Drag coefficient (CD)

Except in a vacuum, objects in motion are subject to drag, the friction created by air or water interacting with the object’s surface.  This friction absorbs energy the object could otherwise use to maintain or increase speed so, except where drag is required (such as the need for a certain amount of down-force), designers of objects which move, shape them to minimise drag.
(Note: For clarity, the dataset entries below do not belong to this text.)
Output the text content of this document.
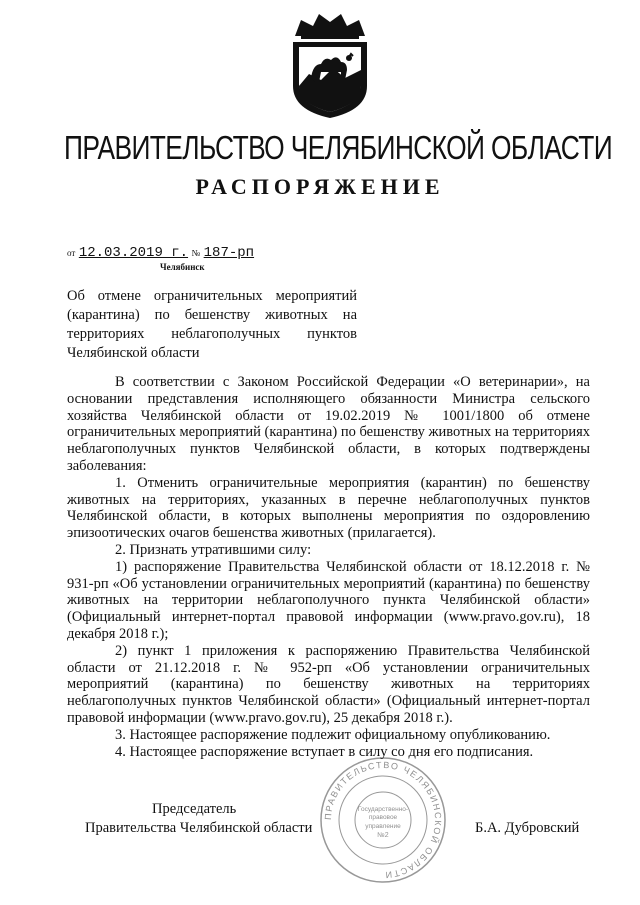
ПРАВИТЕЛЬСТВО ЧЕЛЯБИНСКОЙ ОБЛАСТИ
РАСПОРЯЖЕНИЕ
от 12.03.2019 г. № 187-рп
Челябинск
Об отмене ограничительных мероприятий
(карантина) по бешенству животных на
территориях неблагополучных пунктов
Челябинской области

В соответствии с Законом Российской Федерации «О ветеринарии», на основании представления исполняющего обязанности Министра сельского хозяйства Челябинской области от 19.02.2019 № 1001/1800 об отмене ограничительных мероприятий (карантина) по бешенству животных на территориях неблагополучных пунктов Челябинской области, в которых подтверждены заболевания:

1. Отменить ограничительные мероприятия (карантин) по бешенству животных на территориях, указанных в перечне неблагополучных пунктов Челябинской области, в которых выполнены мероприятия по оздоровлению эпизоотических очагов бешенства животных (прилагается).

2. Признать утратившими силу:

1) распоряжение Правительства Челябинской области от 18.12.2018 г. № 931-рп «Об установлении ограничительных мероприятий (карантина) по бешенству животных на территории неблагополучного пункта Челябинской области» (Официальный интернет-портал правовой информации (www.pravo.gov.ru), 18 декабря 2018 г.);

2) пункт 1 приложения к распоряжению Правительства Челябинской области от 21.12.2018 г. № 952-рп «Об установлении ограничительных мероприятий (карантина) по бешенству животных на территориях неблагополучных пунктов Челябинской области» (Официальный интернет-портал правовой информации (www.pravo.gov.ru), 25 декабря 2018 г.).

3. Настоящее распоряжение подлежит официальному опубликованию.

4. Настоящее распоряжение вступает в силу со дня его подписания.

Председатель
Правительства Челябинской области	Б.А. Дубровский
ПРАВИТЕЛЬСТВО ЧЕЛЯБИНСКОЙ ОБЛАСТИ
Государственно-
правовое
управление
№2
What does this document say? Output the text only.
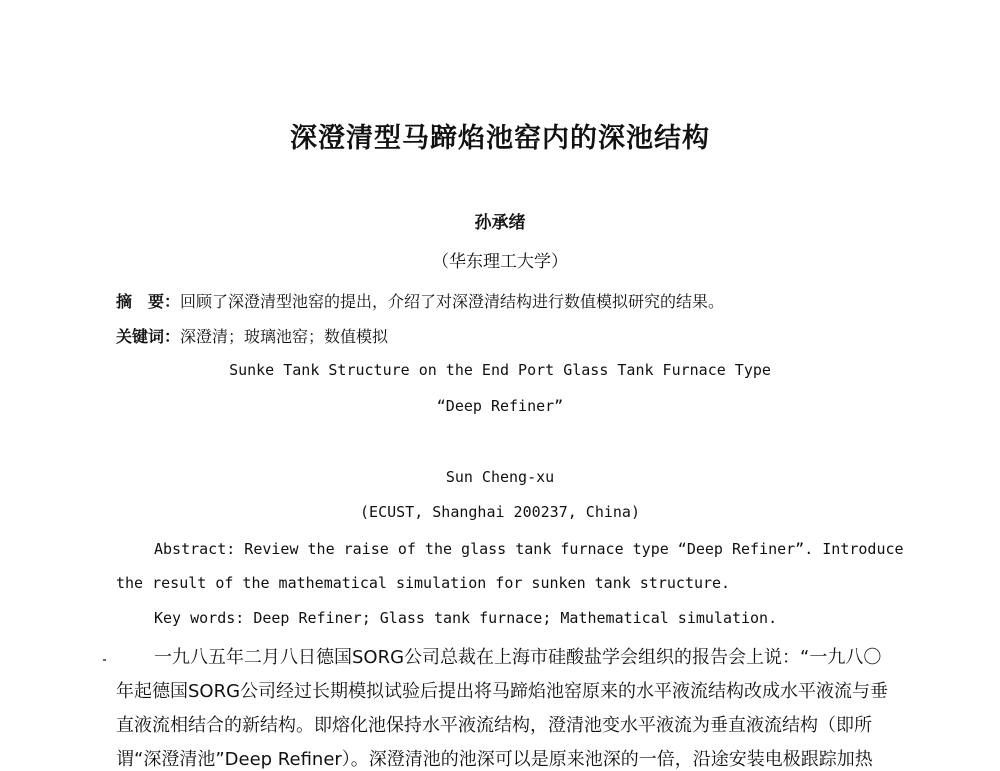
深澄清型马蹄焰池窑内的深池结构
孙承绪
（华东理工大学）
摘　要：回顾了深澄清型池窑的提出，介绍了对深澄清结构进行数值模拟研究的结果。
关键词：深澄清；玻璃池窑；数值模拟
Sunke Tank Structure on the End Port Glass Tank Furnace Type
“Deep Refiner”
Sun Cheng-xu
(ECUST, Shanghai 200237, China)
Abstract: Review the raise of the glass tank furnace type “Deep Refiner”. Introduce
the result of the mathematical simulation for sunken tank structure.
Key words: Deep Refiner; Glass tank furnace; Mathematical simulation.
一九八五年二月八日德国SORG公司总裁在上海市硅酸盐学会组织的报告会上说：“一九八〇
年起德国SORG公司经过长期模拟试验后提出将马蹄焰池窑原来的水平液流结构改成水平液流与垂
直液流相结合的新结构。即熔化池保持水平液流结构，澄清池变水平液流为垂直液流结构（即所
谓“深澄清池”Deep Refiner）。深澄清池的池深可以是原来池深的一倍，沿途安装电极跟踪加热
Historically, the drag coefficient was notated as c_d but it’s also written as c_x & c_w (cd or CD a common form in non-specialist literature).  The CD number is calculated according to a equation, the construct of which varies according to the object to be assessed.  For a car, the equation is:

F = 1/2 * rho * S * Cx * v²

F is the dragging force, in expressed in Newtons (N)

S is the frontal surface of the object in square metres (m²)
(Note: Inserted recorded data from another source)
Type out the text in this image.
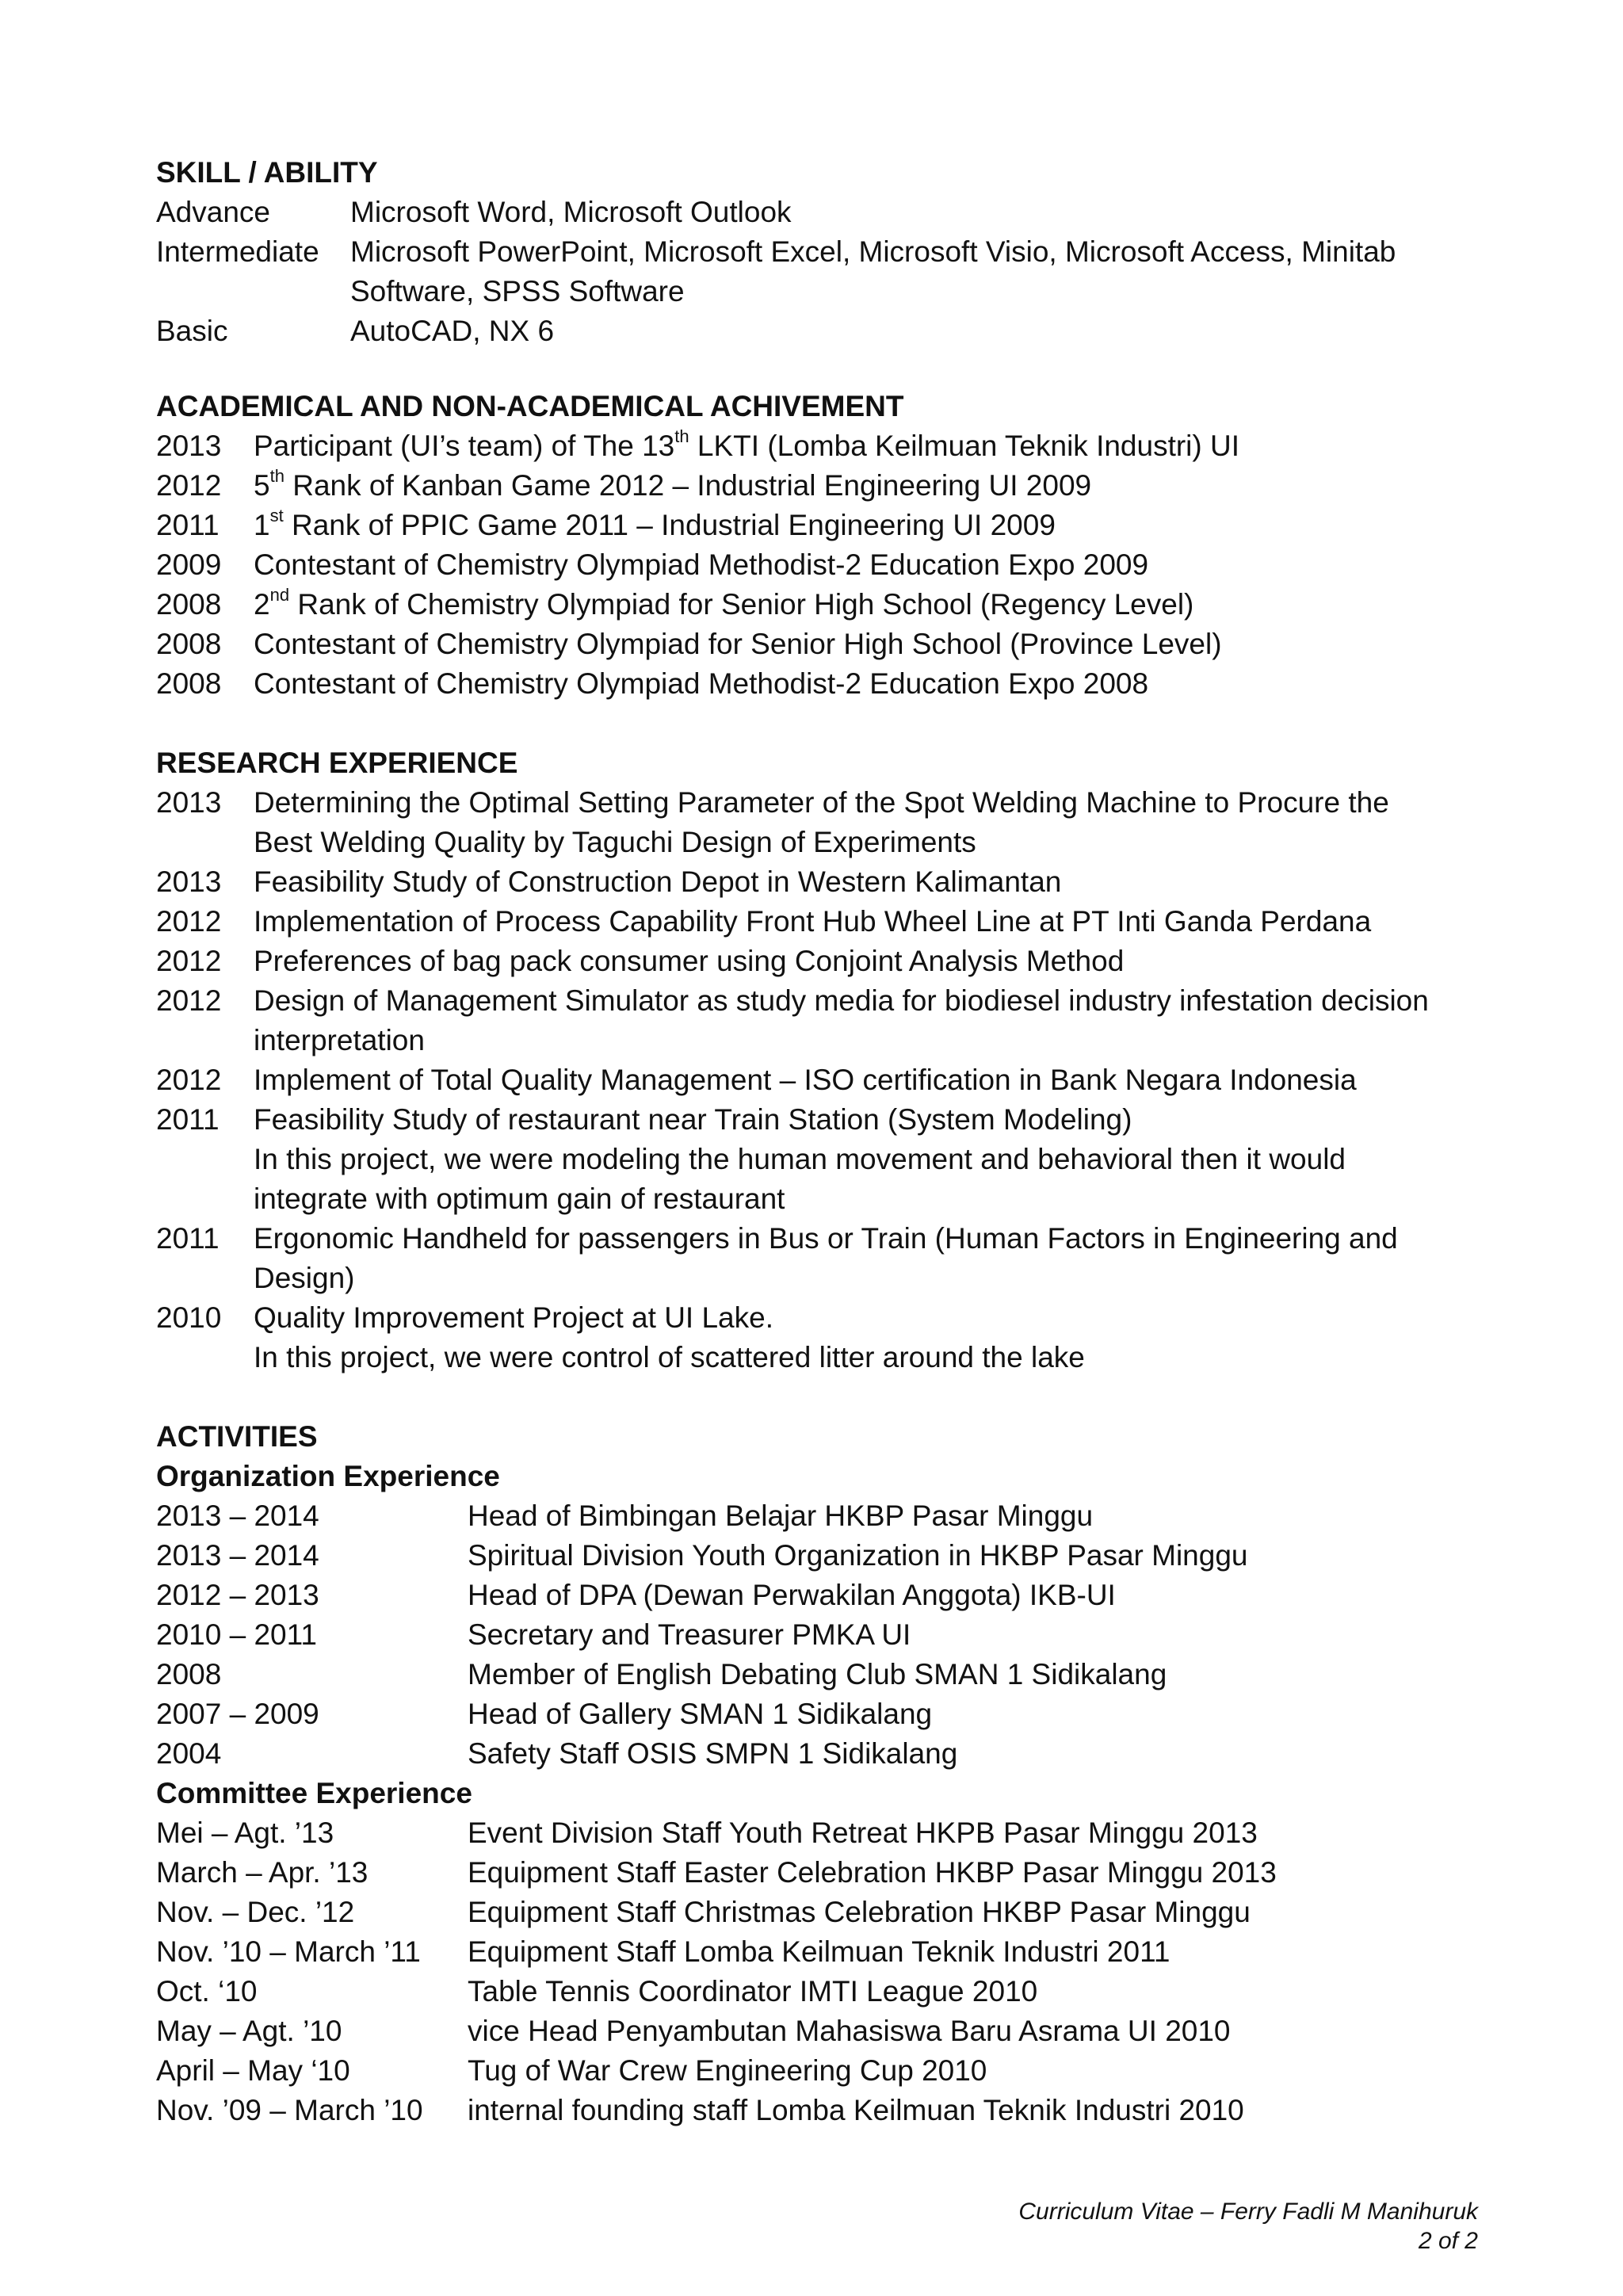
SKILL / ABILITY
Advance	Microsoft Word, Microsoft Outlook
Intermediate Microsoft PowerPoint, Microsoft Excel, Microsoft Visio, Microsoft Access, Minitab
Software, SPSS Software
Basic	AutoCAD, NX 6
ACADEMICAL AND NON-ACADEMICAL ACHIVEMENT
2013 Participant (UI’s team) of The 13th LKTI (Lomba Keilmuan Teknik Industri) UI
2012 5th Rank of Kanban Game 2012 – Industrial Engineering UI 2009
2011 1st Rank of PPIC Game 2011 – Industrial Engineering UI 2009
2009 Contestant of Chemistry Olympiad Methodist-2 Education Expo 2009
2008 2nd Rank of Chemistry Olympiad for Senior High School (Regency Level)
2008 Contestant of Chemistry Olympiad for Senior High School (Province Level)
2008 Contestant of Chemistry Olympiad Methodist-2 Education Expo 2008
RESEARCH EXPERIENCE
2013 Determining the Optimal Setting Parameter of the Spot Welding Machine to Procure the
Best Welding Quality by Taguchi Design of Experiments
2013 Feasibility Study of Construction Depot in Western Kalimantan
2012 Implementation of Process Capability Front Hub Wheel Line at PT Inti Ganda Perdana
2012 Preferences of bag pack consumer using Conjoint Analysis Method
2012 Design of Management Simulator as study media for biodiesel industry infestation decision
interpretation
2012 Implement of Total Quality Management – ISO certification in Bank Negara Indonesia
2011 Feasibility Study of restaurant near Train Station (System Modeling)
In this project, we were modeling the human movement and behavioral then it would
integrate with optimum gain of restaurant
2011 Ergonomic Handheld for passengers in Bus or Train (Human Factors in Engineering and
Design)
2010 Quality Improvement Project at UI Lake.
In this project, we were control of scattered litter around the lake
ACTIVITIES
Organization Experience
2013 – 2014	Head of Bimbingan Belajar HKBP Pasar Minggu
2013 – 2014	Spiritual Division Youth Organization in HKBP Pasar Minggu
2012 – 2013	Head of DPA (Dewan Perwakilan Anggota) IKB-UI
2010 – 2011	Secretary and Treasurer PMKA UI
2008	Member of English Debating Club SMAN 1 Sidikalang
2007 – 2009	Head of Gallery SMAN 1 Sidikalang
2004	Safety Staff OSIS SMPN 1 Sidikalang
Committee Experience
Mei – Agt. ’13	Event Division Staff Youth Retreat HKPB Pasar Minggu 2013
March – Apr. ’13	Equipment Staff Easter Celebration HKBP Pasar Minggu 2013
Nov. – Dec. ’12	Equipment Staff Christmas Celebration HKBP Pasar Minggu
Nov. ’10 – March ’11 Equipment Staff Lomba Keilmuan Teknik Industri 2011
Oct. ‘10	Table Tennis Coordinator IMTI League 2010
May – Agt. ’10	vice Head Penyambutan Mahasiswa Baru Asrama UI 2010
April – May ‘10	Tug of War Crew Engineering Cup 2010
Nov. ’09 – March ’10 internal founding staff Lomba Keilmuan Teknik Industri 2010
Curriculum Vitae – Ferry Fadli M Manihuruk
2 of 2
Cx is the aerodynamic finesse, which varies depending on the shape of the object

v is the relative speed of the object (the car) compared to the fluid (the air), in meters per second (m/s), separated into vc (object speed) and va (air speed) and written (vc - va)

rho is the density of the fluid, the air, in kilograms per cubic meters (kg/ m³) (approximately to 1.55 kg/m³)
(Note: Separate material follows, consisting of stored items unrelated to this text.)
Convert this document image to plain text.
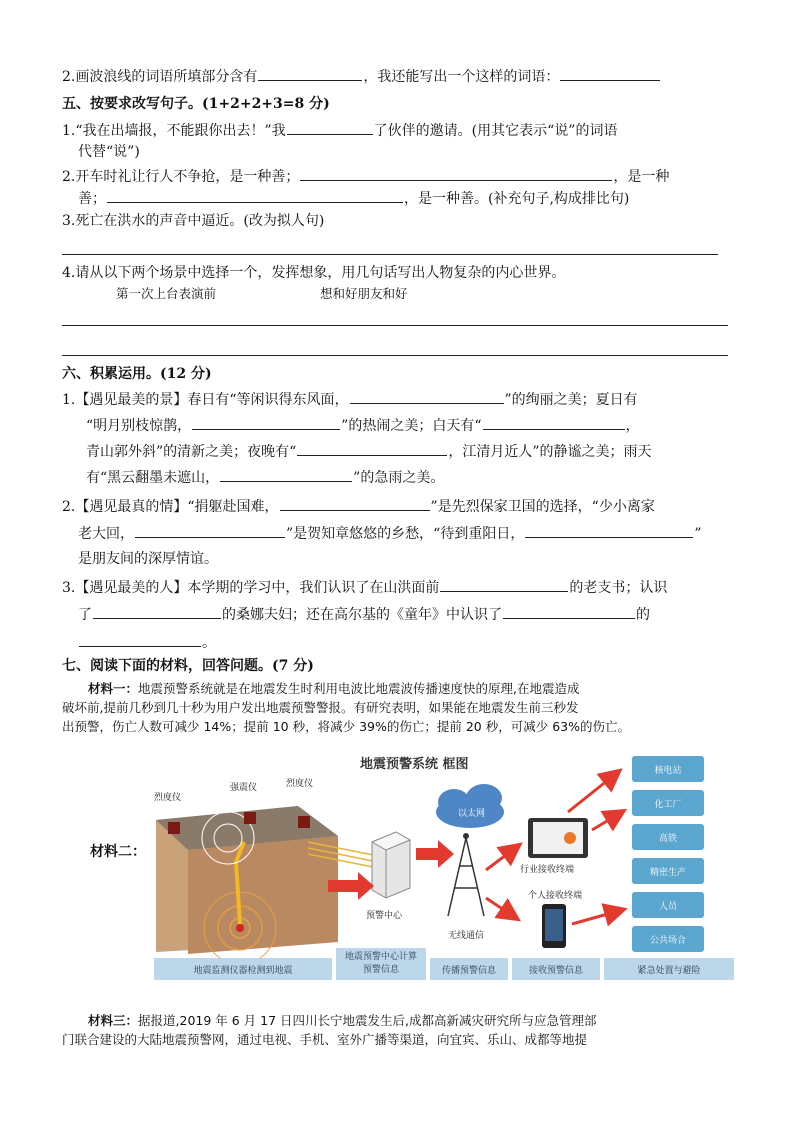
2.画波浪线的词语所填部分含有	，我还能写出一个这样的词语：
五、按要求改写句子。(1+2+2+3=8 分)
1.“我在出墙报，不能跟你出去！”我	了伙伴的邀请。(用其它表示“说”的词语
代替“说”)
2.开车时礼让行人不争抢，是一种善；	，是一种
善；	，是一种善。(补充句子,构成排比句)
3.死亡在洪水的声音中逼近。(改为拟人句)
4.请从以下两个场景中选择一个，发挥想象，用几句话写出人物复杂的内心世界。
第一次上台表演前	想和好朋友和好
六、积累运用。(12 分)
1.【遇见最美的景】春日有“等闲识得东风面，	”的绚丽之美；夏日有
“明月别枝惊鹊，	”的热闹之美；白天有“	，
青山郭外斜”的清新之美；夜晚有“	，江清月近人”的静谧之美；雨天
有“黑云翻墨未遮山，	”的急雨之美。
2.【遇见最真的情】“捐躯赴国难，	”是先烈保家卫国的选择，“少小离家
老大回，	”是贺知章悠悠的乡愁，“待到重阳日，	”
是朋友间的深厚情谊。
3.【遇见最美的人】本学期的学习中，我们认识了在山洪面前	的老支书；认识
了	的桑娜夫妇；还在高尔基的《童年》中认识了	的
。
七、阅读下面的材料，回答问题。(7 分)
材料一：地震预警系统就是在地震发生时利用电波比地震波传播速度快的原理,在地震造成
破坏前,提前几秒到几十秒为用户发出地震预警警报。有研究表明，如果能在地震发生前三秒发
出预警，伤亡人数可减少 14%；提前 10 秒，将减少 39%的伤亡；提前 20 秒，可减少 63%的伤亡。
材料二：
地震预警系统 框图
烈度仪
强震仪	烈度仪
预警中心
以太网
无线通信
行业接收终端
个人接收终端
核电站
化工厂
高铁
精密生产
人员
公共场合
地震监测仪器检测到地震
地震预警中心计算预警信息	传播预警信息	接收预警信息	紧急处置与避险
材料三：据报道,2019 年 6 月 17 日四川长宁地震发生后,成都高新减灾研究所与应急管理部
门联合建设的大陆地震预警网，通过电视、手机、室外广播等渠道，向宜宾、乐山、成都等地提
The drag coefficient (CD) is a measure of aerodynamic efficiency, expressed as a number and, as a general principle, the lower the number, the more efficient the shape but the CD is often misunderstood.  It’s not an absolute value which can be used to compare relative efficiency of objects of radically different shapes.  A CD for an aircraft needs to be compared with that of other airframes, not those of a train or truck, the CD calculated by an equation using a variable (the reference area) relevant to the function of the object.  For aircraft, the variable is the wing area because it’s relevant for an object moving in three dimensions whereas for road vehicles, it’s the frontal area, cars and trucks almost always moving forward.  That’s why noting a Boeing 747 has a CD of .031 while a Porsche 911 might return .34 is a meaningless comparison.

1963 Jaguar E-Type S1 (XK-E) FHC (fixed head coupé) (left) and 1962 Volkswagen Type 2 (23 Window Samba).

Even among road transport vehicles, the variability in the equations needs to be understood.  Just because a Volkswagen Type 2 returns a CD of .42 doesn’t mean it’s a more aerodynamic shape than a Jaguar E-Type (XK-E) which produces a notionally worse .44 CD.  The numbers are a product partly of the variable, the frontal area, so the efficiency of the Volkswagen can be assessed only if compared to other, similarly sized vans.